Pasal terkait kewajiban pembayaran upah

Menegaskan bahwa:

  • Pengusaha wajib membayar upah tepat waktu sesuai perjanjian kerja;
  • Keterlambatan pembayaran upah dapat dikenakan denda;
  • Denda tidak menghapus kewajiban pembayaran upah pokok.

3. Undang-Undang Nomor 2 Tahun 2004 tentang Penyelesaian Perselisihan Hubungan Industrial

Mengatur mekanisme penyelesaian perselisihan antara pekerja dan pengusaha melalui:

  • Bipartit;
  • Mediasi/Tripartit di Dinas Ketenagakerjaan;
  • Pengadilan Hubungan Industrial (PHI).

4. Kitab Undang-Undang Hukum Perdata (KUHPerdata)

Sebagai dasar tambahan, hubungan kerja juga dapat dikualifikasikan sebagai perikatan yang mewajibkan pemenuhan prestasi, termasuk pembayaran upah tepat waktu.

Analisis Hukum

Apa Itu Tunggakan Gaji?

Tunggakan gaji terjadi ketika perusahaan tidak membayar upah pekerja sesuai waktu yang telah disepakati dalam perjanjian kerja, peraturan perusahaan, atau peraturan perundang-undangan.

Dalam hukum ketenagakerjaan, keterlambatan pembayaran upah tidak hanya dianggap sebagai pelanggaran administratif, tetapi juga dapat menimbulkan konsekuensi hukum berupa denda dan sanksi lainnya.

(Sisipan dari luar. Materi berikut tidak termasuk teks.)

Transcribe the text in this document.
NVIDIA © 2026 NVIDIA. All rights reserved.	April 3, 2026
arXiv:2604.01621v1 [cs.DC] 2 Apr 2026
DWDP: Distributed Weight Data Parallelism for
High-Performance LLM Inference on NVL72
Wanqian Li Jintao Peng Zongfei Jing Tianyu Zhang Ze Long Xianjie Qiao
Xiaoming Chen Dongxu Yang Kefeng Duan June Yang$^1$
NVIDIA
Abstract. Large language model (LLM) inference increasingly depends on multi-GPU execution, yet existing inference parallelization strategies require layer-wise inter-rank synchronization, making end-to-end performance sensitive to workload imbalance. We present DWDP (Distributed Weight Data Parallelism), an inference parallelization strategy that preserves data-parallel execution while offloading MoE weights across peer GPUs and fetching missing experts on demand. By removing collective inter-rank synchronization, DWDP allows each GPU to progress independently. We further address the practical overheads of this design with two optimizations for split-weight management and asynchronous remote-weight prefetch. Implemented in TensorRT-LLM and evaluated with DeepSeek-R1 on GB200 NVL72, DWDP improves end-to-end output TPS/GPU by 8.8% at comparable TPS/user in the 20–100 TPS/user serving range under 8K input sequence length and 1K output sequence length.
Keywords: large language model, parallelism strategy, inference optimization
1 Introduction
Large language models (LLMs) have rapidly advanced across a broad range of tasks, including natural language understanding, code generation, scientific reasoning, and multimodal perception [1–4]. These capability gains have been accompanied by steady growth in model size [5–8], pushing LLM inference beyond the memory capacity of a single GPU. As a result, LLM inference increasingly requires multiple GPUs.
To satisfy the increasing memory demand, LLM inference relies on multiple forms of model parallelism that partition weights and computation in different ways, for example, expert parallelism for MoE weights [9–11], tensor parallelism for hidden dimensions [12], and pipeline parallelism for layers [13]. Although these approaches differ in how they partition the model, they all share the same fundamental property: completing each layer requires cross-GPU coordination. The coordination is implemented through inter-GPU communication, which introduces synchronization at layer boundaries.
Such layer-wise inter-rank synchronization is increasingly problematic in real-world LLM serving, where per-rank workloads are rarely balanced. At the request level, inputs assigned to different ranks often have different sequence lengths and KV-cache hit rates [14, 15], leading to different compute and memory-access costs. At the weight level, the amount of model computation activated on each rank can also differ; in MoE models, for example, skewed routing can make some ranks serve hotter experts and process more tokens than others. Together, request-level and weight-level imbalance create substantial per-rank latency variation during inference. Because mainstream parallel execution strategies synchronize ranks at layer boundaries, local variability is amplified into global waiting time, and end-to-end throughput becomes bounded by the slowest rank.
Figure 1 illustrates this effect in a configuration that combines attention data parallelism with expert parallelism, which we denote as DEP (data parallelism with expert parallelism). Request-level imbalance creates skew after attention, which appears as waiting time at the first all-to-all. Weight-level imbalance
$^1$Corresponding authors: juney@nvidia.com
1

Sanksi Keterlambatan Pembayaran Upah

Berdasarkan PP Pengupahan, keterlambatan pembayaran upah dapat dikenakan:

  • Denda keterlambatan harian;
  • Akumulasi denda berdasarkan jangka waktu keterlambatan;
  • Kewajiban membayar bunga sesuai ketentuan yang berlaku;
  • Tetap wajib membayar seluruh upah pokok pekerja.

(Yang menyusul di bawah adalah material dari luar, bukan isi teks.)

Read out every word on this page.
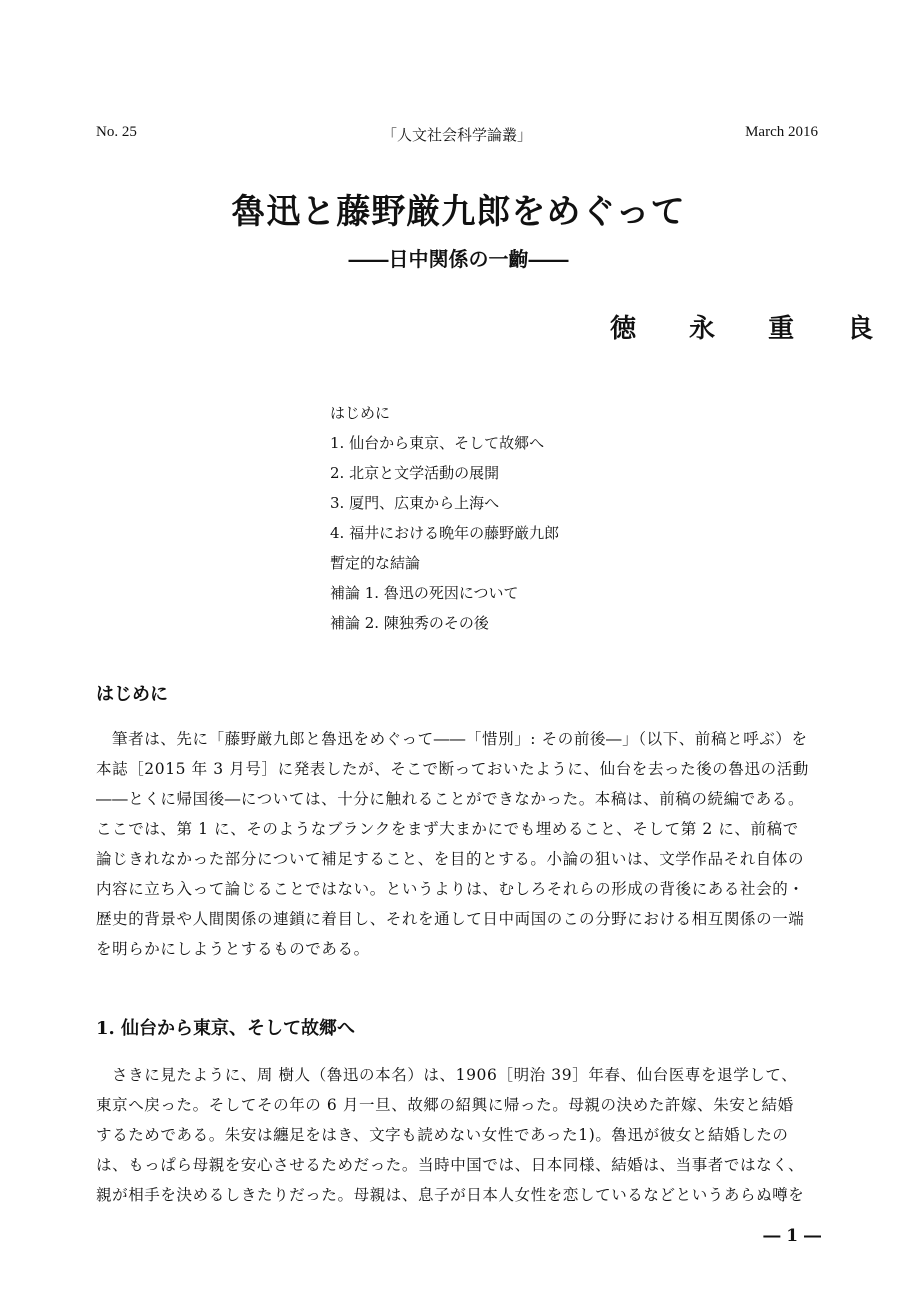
No. 25	「人文社会科学論叢」	March 2016
魯迅と藤野厳九郎をめぐって
――日中関係の一齣――
徳 永 重 良
はじめに
1. 仙台から東京、そして故郷へ
2. 北京と文学活動の展開
3. 厦門、広東から上海へ
4. 福井における晩年の藤野厳九郎
暫定的な結論
補論 1. 魯迅の死因について
補論 2. 陳独秀のその後
はじめに
筆者は、先に「藤野厳九郎と魯迅をめぐって――「惜別」: その前後―」（以下、前稿と呼ぶ）を
本誌［2015 年 3 月号］に発表したが、そこで断っておいたように、仙台を去った後の魯迅の活動
――とくに帰国後―については、十分に触れることができなかった。本稿は、前稿の続編である。
ここでは、第 1 に、そのようなブランクをまず大まかにでも埋めること、そして第 2 に、前稿で
論じきれなかった部分について補足すること、を目的とする。小論の狙いは、文学作品それ自体の
内容に立ち入って論じることではない。というよりは、むしろそれらの形成の背後にある社会的・
歴史的背景や人間関係の連鎖に着目し、それを通して日中両国のこの分野における相互関係の一端
を明らかにしようとするものである。
1. 仙台から東京、そして故郷へ
さきに見たように、周 樹人（魯迅の本名）は、1906［明治 39］年春、仙台医専を退学して、
東京へ戻った。そしてその年の 6 月一旦、故郷の紹興に帰った。母親の決めた許嫁、朱安と結婚
するためである。朱安は纏足をはき、文字も読めない女性であった1)。魯迅が彼女と結婚したの
は、もっぱら母親を安心させるためだった。当時中国では、日本同様、結婚は、当事者ではなく、
親が相手を決めるしきたりだった。母親は、息子が日本人女性を恋しているなどというあらぬ噂を
― 1 ―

Faktor yang Sering Terjadi di Lapangan

Dalam praktik, alasan yang sering digunakan perusahaan meliputi:

  • Arus kas perusahaan terganggu;
  • Penurunan omzet;
  • Penundaan pembayaran dari klien;
  • Restrukturisasi perusahaan.

Namun secara hukum, alasan tersebut tidak menghapus kewajiban perusahaan untuk membayar upah pekerja yang telah bekerja.

Langkah Hukum yang Dapat Dilakukan Pekerja

1. Mengumpulkan Bukti

Pekerja perlu mengamankan:

  • Perjanjian kerja (PKWT/PKWTT);
  • Slip gaji;
  • Rekening bank;
  • Bukti komunikasi dengan perusahaan;
  • Absensi atau bukti kehadiran kerja.

2. Perundingan Bipartit

Langkah awal yang wajib ditempuh adalah perundingan antara pekerja dan perusahaan untuk mencari penyelesaian secara musyawarah.

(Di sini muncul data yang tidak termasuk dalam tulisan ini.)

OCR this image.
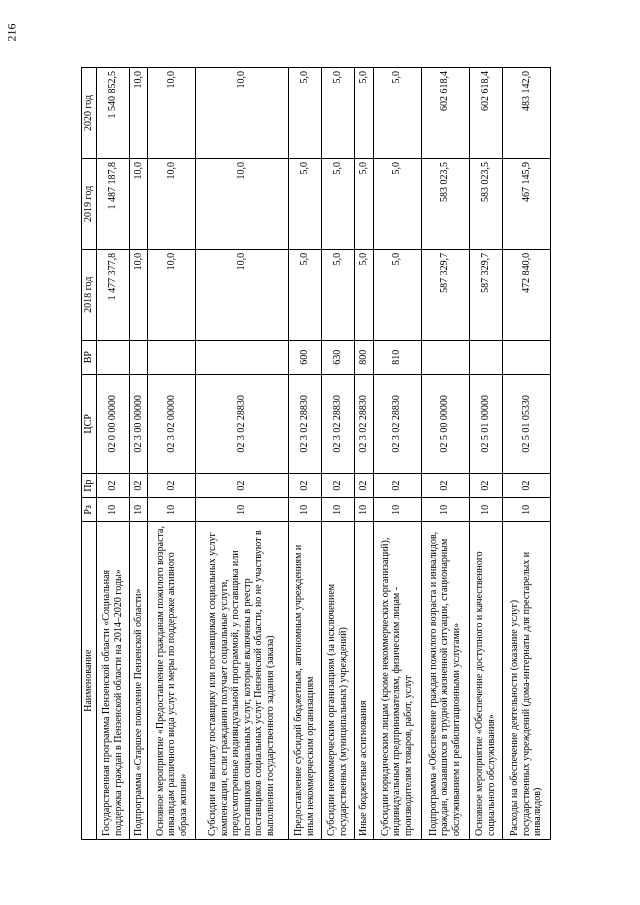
216
Наименование	Рз	Пр	ЦСР	ВР	2018 год	2019 год	2020 год
Государственная программа Пензенской области «Социальная поддержка граждан в Пензенской области на 2014–2020 годы»	10	02	02 0 00 00000		1 477 377,8	1 487 187,8	1 540 852,5
Подпрограмма «Старшее поколение Пензенской области»	10	02	02 3 00 00000		10,0	10,0	10,0
Основное мероприятие «Предоставление гражданам пожилого возраста, инвалидам различного вида услуг и меры по поддержке активного образа жизни»	10	02	02 3 02 00000		10,0	10,0	10,0
Субсидии на выплату поставщику или поставщикам социальных услуг компенсации, если гражданин получает социальные услуги, предусмотренные индивидуальной программой, у поставщика или поставщиков социальных услуг, которые включены в реестр поставщиков социальных услуг Пензенской области, но не участвуют в выполнении государственного задания (заказа)	10	02	02 3 02 28830		10,0	10,0	10,0
Предоставление субсидий бюджетным, автономным учреждениям и иным некоммерческим организациям	10	02	02 3 02 28830	600	5,0	5,0	5,0
Субсидии некоммерческим организациям (за исключением государственных (муниципальных) учреждений)	10	02	02 3 02 28830	630	5,0	5,0	5,0
Иные бюджетные ассигнования	10	02	02 3 02 28830	800	5,0	5,0	5,0
Субсидии юридическим лицам (кроме некоммерческих организаций), индивидуальным предпринимателям, физическим лицам - производителям товаров, работ, услуг	10	02	02 3 02 28830	810	5,0	5,0	5,0
Подпрограмма «Обеспечение граждан пожилого возраста и инвалидов, граждан, оказавшихся в трудной жизненной ситуации, стационарным обслуживанием и реабилитационными услугами»	10	02	02 5 00 00000		587 329,7	583 023,5	602 618,4
Основное мероприятие «Обеспечение доступного и качественного социального обслуживания»	10	02	02 5 01 00000		587 329,7	583 023,5	602 618,4
Расходы на обеспечение деятельности (оказание услуг) государственных учреждений (дома-интернаты для престарелых и инвалидов)	10	02	02 5 01 05330		472 840,0	467 145,9	483 142,0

Hasil perundingan harus dibuat dalam bentuk risalah tertulis.

3. Somasi (Teguran Hukum)

Jika tidak tercapai kesepakatan, pekerja dapat mengirimkan somasi sebagai bentuk peringatan hukum resmi melalui kuasa hukum.

4. Pengaduan ke Disnaker

Pekerja dapat melaporkan kasus ini ke Dinas Ketenagakerjaan untuk dilakukan mediasi (tripartit).

5. Pengajuan ke Pengadilan Hubungan Industrial (PHI)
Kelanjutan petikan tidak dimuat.